• Vol. 32 No. 2, 235–238
  • 15 March 2003

HIV/AIDS in Children



The incidence of human immunodeficiency virus (HIV) infection and acquired immunodeficiency syndrome (AIDS) in children has risen steadily over the years and has become an increasing cause of morbidity and mortality during childhood. More than 90% of all children with HIV infection acquired their infection at birth from HIV-infected mothers. With increasing evidence of heterosexual HIV transmission, the number of infected women and consequently their children is increasing. The transmission rate of HIV from mother to infant varies from 20% to 40%. Children can be affected directly through HIV infection and AIDS, and indirectly by the effects of their parents’ HIV infection, including being orphaned, discrimination, infant abandonment and negative impact on children’s education. Another concern regards children who are most vulnerable to HIV infection and AIDS, such as child prostitutes and children in difficult circumstances. Recommended actions include prevention of parental HIV infection, prevention of mother-to-child HIV transmission, addressing child prostitution, prevention of child labour and improving work conditions, assistance to street children, addressing discrimination, solving the problem of children orphaned by AIDS, reducing HIV-related child abandonment and creating new roles for schools in reducing negative social impact. Although the largest number of HIV-infected persons are from sub-Saharan Africa, the annual incidence of HIV infection in Asia is escalating alarmingly. As reported by the Joint United Nations Programme on HIV/AIDS (UNAIDS) and the World Health Organization in December 2001, HIV infection has already killed more than 20 million people worldwide since the beginning of the epidemic and has infected more than 40 million people; almost half of them were women. There are at least 7 million people living with HIV/AIDS in the Asia-Pacific region. The numbers of HIV-infected women and children are increasing at an alarming rate. Over 1 million children are HIV-infected; in the year 2000 alone, 600,000 children acquired HIV infection.
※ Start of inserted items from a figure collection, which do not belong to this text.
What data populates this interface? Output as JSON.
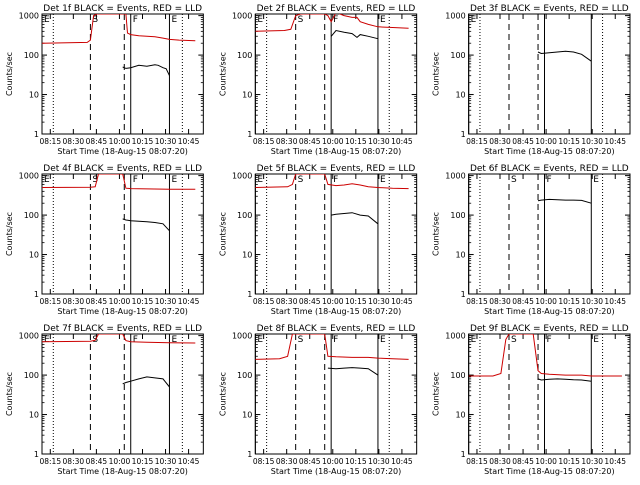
{
  "figure": {
    "background": "#ffffff",
    "axis_color": "#000000",
    "events_color": "#000000",
    "lld_color": "#cc0000"
  },
  "chart_data": [
    {
      "type": "line",
      "title": "Det 1f BLACK = Events, RED = LLD",
      "xlabel": "Start Time (18-Aug-15 08:07:20)",
      "ylabel": "Counts/sec",
      "yscale": "log",
      "ylim": [
        1,
        1100
      ],
      "xlim": [
        "08:07:20",
        "10:47:00"
      ],
      "xticks": [
        "08:15",
        "08:30",
        "08:45",
        "10:00",
        "10:15",
        "10:30",
        "10:45"
      ],
      "yticks": [
        "1",
        "10",
        "100",
        "1000"
      ],
      "markers": [
        {
          "label": "E",
          "x": 0.0,
          "style": "solid"
        },
        {
          "label": "",
          "x": 0.07,
          "style": "dotted"
        },
        {
          "label": "S",
          "x": 0.3,
          "style": "dashed"
        },
        {
          "label": "",
          "x": 0.51,
          "style": "dashed"
        },
        {
          "label": "F",
          "x": 0.55,
          "style": "solid"
        },
        {
          "label": "E",
          "x": 0.79,
          "style": "solid"
        },
        {
          "label": "",
          "x": 0.87,
          "style": "dotted"
        }
      ],
      "series": [
        {
          "name": "LLD",
          "color": "#cc0000",
          "x": [
            0,
            0.28,
            0.3,
            0.32,
            0.34,
            0.5,
            0.52,
            0.53,
            0.55,
            0.6,
            0.65,
            0.7,
            0.75,
            0.79,
            0.85,
            0.95
          ],
          "y": [
            200,
            210,
            240,
            1000,
            1100,
            1100,
            1100,
            360,
            330,
            310,
            300,
            290,
            270,
            250,
            240,
            230
          ]
        },
        {
          "name": "Events",
          "color": "#000000",
          "x": [
            0.5,
            0.52,
            0.55,
            0.6,
            0.65,
            0.7,
            0.72,
            0.75,
            0.77,
            0.79
          ],
          "y": [
            50,
            46,
            48,
            55,
            52,
            57,
            55,
            48,
            45,
            30
          ]
        }
      ]
    },
    {
      "type": "line",
      "title": "Det 2f BLACK = Events, RED = LLD",
      "xlabel": "Start Time (18-Aug-15 08:07:20)",
      "ylabel": "Counts/sec",
      "yscale": "log",
      "ylim": [
        1,
        1100
      ],
      "xlim": [
        "08:07:20",
        "10:47:00"
      ],
      "xticks": [
        "08:15",
        "08:30",
        "08:45",
        "10:00",
        "10:15",
        "10:30",
        "10:45"
      ],
      "yticks": [
        "1",
        "10",
        "100",
        "1000"
      ],
      "markers": [
        {
          "label": "E",
          "x": 0.0,
          "style": "solid"
        },
        {
          "label": "",
          "x": 0.07,
          "style": "dotted"
        },
        {
          "label": "S",
          "x": 0.25,
          "style": "dashed"
        },
        {
          "label": "",
          "x": 0.43,
          "style": "dashed"
        },
        {
          "label": "F",
          "x": 0.47,
          "style": "solid"
        },
        {
          "label": "E",
          "x": 0.76,
          "style": "solid"
        },
        {
          "label": "",
          "x": 0.83,
          "style": "dotted"
        }
      ],
      "series": [
        {
          "name": "LLD",
          "color": "#cc0000",
          "x": [
            0,
            0.18,
            0.22,
            0.25,
            0.28,
            0.4,
            0.43,
            0.45,
            0.47,
            0.5,
            0.55,
            0.6,
            0.63,
            0.65,
            0.7,
            0.76,
            0.85,
            0.95
          ],
          "y": [
            400,
            420,
            450,
            1000,
            1100,
            1100,
            1100,
            1000,
            700,
            1200,
            1000,
            900,
            900,
            700,
            600,
            520,
            500,
            480
          ]
        },
        {
          "name": "Events",
          "color": "#000000",
          "x": [
            0.47,
            0.5,
            0.55,
            0.6,
            0.63,
            0.65,
            0.7,
            0.76
          ],
          "y": [
            300,
            420,
            380,
            350,
            280,
            330,
            300,
            260
          ]
        }
      ]
    },
    {
      "type": "line",
      "title": "Det 3f BLACK = Events, RED = LLD",
      "xlabel": "Start Time (18-Aug-15 08:07:20)",
      "ylabel": "Counts/sec",
      "yscale": "log",
      "ylim": [
        1,
        1100
      ],
      "xlim": [
        "08:07:20",
        "10:47:00"
      ],
      "xticks": [
        "08:15",
        "08:30",
        "08:45",
        "10:00",
        "10:15",
        "10:30",
        "10:45"
      ],
      "yticks": [
        "1",
        "10",
        "100",
        "1000"
      ],
      "markers": [
        {
          "label": "E",
          "x": 0.0,
          "style": "solid"
        },
        {
          "label": "",
          "x": 0.07,
          "style": "dotted"
        },
        {
          "label": "",
          "x": 0.25,
          "style": "dashed"
        },
        {
          "label": "",
          "x": 0.43,
          "style": "dashed"
        },
        {
          "label": "",
          "x": 0.47,
          "style": "solid"
        },
        {
          "label": "",
          "x": 0.76,
          "style": "solid"
        },
        {
          "label": "",
          "x": 0.83,
          "style": "dotted"
        }
      ],
      "series": [
        {
          "name": "Events",
          "color": "#000000",
          "x": [
            0.43,
            0.45,
            0.5,
            0.55,
            0.6,
            0.65,
            0.7,
            0.76
          ],
          "y": [
            120,
            110,
            115,
            120,
            125,
            120,
            105,
            70
          ]
        }
      ]
    },
    {
      "type": "line",
      "title": "Det 4f BLACK = Events, RED = LLD",
      "xlabel": "Start Time (18-Aug-15 08:07:20)",
      "ylabel": "Counts/sec",
      "yscale": "log",
      "ylim": [
        1,
        1100
      ],
      "xlim": [
        "08:07:20",
        "10:47:00"
      ],
      "xticks": [
        "08:15",
        "08:30",
        "08:45",
        "10:00",
        "10:15",
        "10:30",
        "10:45"
      ],
      "yticks": [
        "1",
        "10",
        "100",
        "1000"
      ],
      "markers": [
        {
          "label": "E",
          "x": 0.0,
          "style": "solid"
        },
        {
          "label": "",
          "x": 0.07,
          "style": "dotted"
        },
        {
          "label": "S",
          "x": 0.3,
          "style": "dashed"
        },
        {
          "label": "",
          "x": 0.51,
          "style": "dashed"
        },
        {
          "label": "F",
          "x": 0.55,
          "style": "solid"
        },
        {
          "label": "E",
          "x": 0.79,
          "style": "solid"
        },
        {
          "label": "",
          "x": 0.87,
          "style": "dotted"
        }
      ],
      "series": [
        {
          "name": "LLD",
          "color": "#cc0000",
          "x": [
            0,
            0.3,
            0.33,
            0.35,
            0.5,
            0.52,
            0.55,
            0.65,
            0.79,
            0.95
          ],
          "y": [
            500,
            510,
            520,
            1100,
            1100,
            480,
            470,
            460,
            450,
            450
          ]
        },
        {
          "name": "Events",
          "color": "#000000",
          "x": [
            0.5,
            0.52,
            0.55,
            0.6,
            0.65,
            0.7,
            0.75,
            0.79
          ],
          "y": [
            80,
            75,
            72,
            70,
            68,
            65,
            60,
            40
          ]
        }
      ]
    },
    {
      "type": "line",
      "title": "Det 5f BLACK = Events, RED = LLD",
      "xlabel": "Start Time (18-Aug-15 08:07:20)",
      "ylabel": "Counts/sec",
      "yscale": "log",
      "ylim": [
        1,
        1100
      ],
      "xlim": [
        "08:07:20",
        "10:47:00"
      ],
      "xticks": [
        "08:15",
        "08:30",
        "08:45",
        "10:00",
        "10:15",
        "10:30",
        "10:45"
      ],
      "yticks": [
        "1",
        "10",
        "100",
        "1000"
      ],
      "markers": [
        {
          "label": "E",
          "x": 0.0,
          "style": "solid"
        },
        {
          "label": "",
          "x": 0.07,
          "style": "dotted"
        },
        {
          "label": "S",
          "x": 0.25,
          "style": "dashed"
        },
        {
          "label": "",
          "x": 0.43,
          "style": "dashed"
        },
        {
          "label": "F",
          "x": 0.47,
          "style": "solid"
        },
        {
          "label": "E",
          "x": 0.76,
          "style": "solid"
        },
        {
          "label": "",
          "x": 0.83,
          "style": "dotted"
        }
      ],
      "series": [
        {
          "name": "LLD",
          "color": "#cc0000",
          "x": [
            0,
            0.2,
            0.23,
            0.25,
            0.43,
            0.45,
            0.5,
            0.55,
            0.6,
            0.65,
            0.7,
            0.76,
            0.85,
            0.95
          ],
          "y": [
            500,
            520,
            600,
            1100,
            1100,
            600,
            560,
            580,
            620,
            580,
            520,
            500,
            480,
            470
          ]
        },
        {
          "name": "Events",
          "color": "#000000",
          "x": [
            0.47,
            0.5,
            0.55,
            0.6,
            0.65,
            0.7,
            0.76
          ],
          "y": [
            100,
            105,
            110,
            115,
            100,
            95,
            60
          ]
        }
      ]
    },
    {
      "type": "line",
      "title": "Det 6f BLACK = Events, RED = LLD",
      "xlabel": "Start Time (18-Aug-15 08:07:20)",
      "ylabel": "Counts/sec",
      "yscale": "log",
      "ylim": [
        1,
        1100
      ],
      "xlim": [
        "08:07:20",
        "10:47:00"
      ],
      "xticks": [
        "08:15",
        "08:30",
        "08:45",
        "10:00",
        "10:15",
        "10:30",
        "10:45"
      ],
      "yticks": [
        "1",
        "10",
        "100",
        "1000"
      ],
      "markers": [
        {
          "label": "",
          "x": 0.0,
          "style": "solid"
        },
        {
          "label": "",
          "x": 0.07,
          "style": "dotted"
        },
        {
          "label": "S",
          "x": 0.25,
          "style": "dashed"
        },
        {
          "label": "",
          "x": 0.43,
          "style": "dashed"
        },
        {
          "label": "F",
          "x": 0.47,
          "style": "solid"
        },
        {
          "label": "E",
          "x": 0.76,
          "style": "solid"
        },
        {
          "label": "",
          "x": 0.83,
          "style": "dotted"
        }
      ],
      "series": [
        {
          "name": "Events",
          "color": "#000000",
          "x": [
            0.43,
            0.45,
            0.5,
            0.55,
            0.6,
            0.65,
            0.7,
            0.76
          ],
          "y": [
            230,
            240,
            250,
            245,
            240,
            240,
            235,
            200
          ]
        }
      ]
    },
    {
      "type": "line",
      "title": "Det 7f BLACK = Events, RED = LLD",
      "xlabel": "Start Time (18-Aug-15 08:07:20)",
      "ylabel": "Counts/sec",
      "yscale": "log",
      "ylim": [
        1,
        1100
      ],
      "xlim": [
        "08:07:20",
        "10:47:00"
      ],
      "xticks": [
        "08:15",
        "08:30",
        "08:45",
        "10:00",
        "10:15",
        "10:30",
        "10:45"
      ],
      "yticks": [
        "1",
        "10",
        "100",
        "1000"
      ],
      "markers": [
        {
          "label": "E",
          "x": 0.0,
          "style": "solid"
        },
        {
          "label": "",
          "x": 0.07,
          "style": "dotted"
        },
        {
          "label": "S",
          "x": 0.3,
          "style": "dashed"
        },
        {
          "label": "",
          "x": 0.51,
          "style": "dashed"
        },
        {
          "label": "F",
          "x": 0.55,
          "style": "solid"
        },
        {
          "label": "E",
          "x": 0.79,
          "style": "solid"
        },
        {
          "label": "",
          "x": 0.87,
          "style": "dotted"
        }
      ],
      "series": [
        {
          "name": "LLD",
          "color": "#cc0000",
          "x": [
            0,
            0.3,
            0.33,
            0.35,
            0.5,
            0.52,
            0.55,
            0.65,
            0.79,
            0.95
          ],
          "y": [
            700,
            720,
            760,
            1100,
            1100,
            750,
            700,
            680,
            660,
            650
          ]
        },
        {
          "name": "Events",
          "color": "#000000",
          "x": [
            0.5,
            0.52,
            0.55,
            0.6,
            0.65,
            0.7,
            0.75,
            0.79
          ],
          "y": [
            60,
            65,
            70,
            80,
            90,
            85,
            80,
            50
          ]
        }
      ]
    },
    {
      "type": "line",
      "title": "Det 8f BLACK = Events, RED = LLD",
      "xlabel": "Start Time (18-Aug-15 08:07:20)",
      "ylabel": "Counts/sec",
      "yscale": "log",
      "ylim": [
        1,
        1100
      ],
      "xlim": [
        "08:07:20",
        "10:47:00"
      ],
      "xticks": [
        "08:15",
        "08:30",
        "08:45",
        "10:00",
        "10:15",
        "10:30",
        "10:45"
      ],
      "yticks": [
        "1",
        "10",
        "100",
        "1000"
      ],
      "markers": [
        {
          "label": "E",
          "x": 0.0,
          "style": "solid"
        },
        {
          "label": "",
          "x": 0.07,
          "style": "dotted"
        },
        {
          "label": "S",
          "x": 0.25,
          "style": "dashed"
        },
        {
          "label": "",
          "x": 0.43,
          "style": "dashed"
        },
        {
          "label": "F",
          "x": 0.47,
          "style": "solid"
        },
        {
          "label": "E",
          "x": 0.76,
          "style": "solid"
        },
        {
          "label": "",
          "x": 0.83,
          "style": "dotted"
        }
      ],
      "series": [
        {
          "name": "LLD",
          "color": "#cc0000",
          "x": [
            0,
            0.15,
            0.2,
            0.23,
            0.25,
            0.43,
            0.45,
            0.5,
            0.6,
            0.7,
            0.76,
            0.85,
            0.95
          ],
          "y": [
            250,
            260,
            300,
            1100,
            1100,
            1100,
            300,
            290,
            280,
            280,
            270,
            260,
            250
          ]
        },
        {
          "name": "Events",
          "color": "#000000",
          "x": [
            0.45,
            0.5,
            0.55,
            0.6,
            0.65,
            0.7,
            0.76
          ],
          "y": [
            150,
            145,
            150,
            155,
            150,
            145,
            100
          ]
        }
      ]
    },
    {
      "type": "line",
      "title": "Det 9f BLACK = Events, RED = LLD",
      "xlabel": "Start Time (18-Aug-15 08:07:20)",
      "ylabel": "Counts/sec",
      "yscale": "log",
      "ylim": [
        1,
        1100
      ],
      "xlim": [
        "08:07:20",
        "10:47:00"
      ],
      "xticks": [
        "08:15",
        "08:30",
        "08:45",
        "10:00",
        "10:15",
        "10:30",
        "10:45"
      ],
      "yticks": [
        "1",
        "10",
        "100",
        "1000"
      ],
      "markers": [
        {
          "label": "E",
          "x": 0.0,
          "style": "solid"
        },
        {
          "label": "",
          "x": 0.07,
          "style": "dotted"
        },
        {
          "label": "S",
          "x": 0.25,
          "style": "dashed"
        },
        {
          "label": "",
          "x": 0.43,
          "style": "dashed"
        },
        {
          "label": "F",
          "x": 0.47,
          "style": "solid"
        },
        {
          "label": "E",
          "x": 0.76,
          "style": "solid"
        },
        {
          "label": "",
          "x": 0.83,
          "style": "dotted"
        }
      ],
      "series": [
        {
          "name": "LLD",
          "color": "#cc0000",
          "x": [
            0,
            0.15,
            0.2,
            0.23,
            0.25,
            0.3,
            0.4,
            0.43,
            0.45,
            0.5,
            0.6,
            0.7,
            0.76,
            0.85,
            0.95
          ],
          "y": [
            95,
            95,
            110,
            800,
            1100,
            1100,
            1100,
            130,
            110,
            105,
            100,
            100,
            95,
            95,
            95
          ]
        },
        {
          "name": "Events",
          "color": "#000000",
          "x": [
            0.43,
            0.45,
            0.5,
            0.55,
            0.6,
            0.65,
            0.7,
            0.76
          ],
          "y": [
            80,
            75,
            78,
            80,
            78,
            76,
            75,
            70
          ]
        }
      ]
    }
  ]
}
The human immunodeficiency virus (HIV) infection and acquired immunodeficiency syndrome (AIDS) epidemic in Asia has grown from a handful of cases to a major public health threat with wide-ranging medical, social and economic consequences. First gaining foothold among intravenous drug users and commercial sex workers, HIV quickly spreads to clients of the latter group and subsequently to their wives, girlfriends and children.